Ms Paterson has been involved with horse organisations at every level.

From establishing her own local club, the Texas Pony Club, in the early 70s, to being chair for the Australian Pony Club, Ms Paterson's love for horses has only grown.

"It's a huge honour to be recognised with an OAM, I was completely surprised," she said.

"It was never my intention to reach the top of the tree, I just got involved at a local level and have always just done the best I could."

"They're just extraordinary creatures, everyday I learn something new about horses."

Ms Paterson stood down as chair of Pony Club Australia in 2018, but is still involved with the animals everyday, judging dressage with Equestrian Australia.

"Since COVID lifted, I've been judging dressage competitions more than ever," she said.

"I'm still chief instructor with my local club and on the chief instructors panel with Queensland, which means I get to do amazing things, like judge statewide competitions.

"I'm still coaching, and I loving horses as much as I always have."

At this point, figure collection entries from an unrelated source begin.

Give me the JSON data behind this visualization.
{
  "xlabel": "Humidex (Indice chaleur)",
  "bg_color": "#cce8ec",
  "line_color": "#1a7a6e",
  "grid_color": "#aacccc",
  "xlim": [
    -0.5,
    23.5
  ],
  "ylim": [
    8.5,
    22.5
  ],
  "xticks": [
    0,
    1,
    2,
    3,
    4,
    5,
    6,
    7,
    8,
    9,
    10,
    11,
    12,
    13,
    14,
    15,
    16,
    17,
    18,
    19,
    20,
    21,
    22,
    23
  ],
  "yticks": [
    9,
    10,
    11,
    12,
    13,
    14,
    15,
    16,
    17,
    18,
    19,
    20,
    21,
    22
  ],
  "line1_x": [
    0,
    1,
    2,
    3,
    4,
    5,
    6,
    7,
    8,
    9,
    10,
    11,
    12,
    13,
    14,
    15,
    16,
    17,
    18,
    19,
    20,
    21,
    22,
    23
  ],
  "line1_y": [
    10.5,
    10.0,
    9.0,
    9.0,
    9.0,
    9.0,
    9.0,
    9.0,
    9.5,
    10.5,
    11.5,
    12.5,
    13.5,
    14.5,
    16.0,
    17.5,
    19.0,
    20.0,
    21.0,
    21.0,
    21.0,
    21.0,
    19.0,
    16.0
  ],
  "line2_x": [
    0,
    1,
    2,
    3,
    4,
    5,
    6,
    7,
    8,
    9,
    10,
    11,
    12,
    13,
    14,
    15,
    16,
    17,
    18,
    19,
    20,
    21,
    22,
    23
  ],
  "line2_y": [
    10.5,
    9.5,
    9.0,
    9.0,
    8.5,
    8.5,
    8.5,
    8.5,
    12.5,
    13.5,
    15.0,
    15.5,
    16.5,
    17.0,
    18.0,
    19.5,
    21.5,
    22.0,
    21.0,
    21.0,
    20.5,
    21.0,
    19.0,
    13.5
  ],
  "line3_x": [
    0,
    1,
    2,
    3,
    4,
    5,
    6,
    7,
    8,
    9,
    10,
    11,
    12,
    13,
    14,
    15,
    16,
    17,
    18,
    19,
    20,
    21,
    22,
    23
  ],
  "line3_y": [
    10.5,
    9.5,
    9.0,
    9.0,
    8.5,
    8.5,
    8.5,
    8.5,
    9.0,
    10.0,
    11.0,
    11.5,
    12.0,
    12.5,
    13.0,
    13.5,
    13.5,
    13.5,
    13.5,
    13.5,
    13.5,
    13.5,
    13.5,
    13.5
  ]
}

Ms Paterson was a key facilitator in bringing international equestrian competitions to Australia, such as the triathlon and quiz competition and helped established a more competitive junior competition for young riders.

"I've seen things change remarkably in my time," she said.

"When I was a rider we were only allowed brown or black gear and our skull caps were made of cardboard.

"When I see how beautiful horses are presented these days, it's just such a credit to the parents and riders that present these animals so immaculately."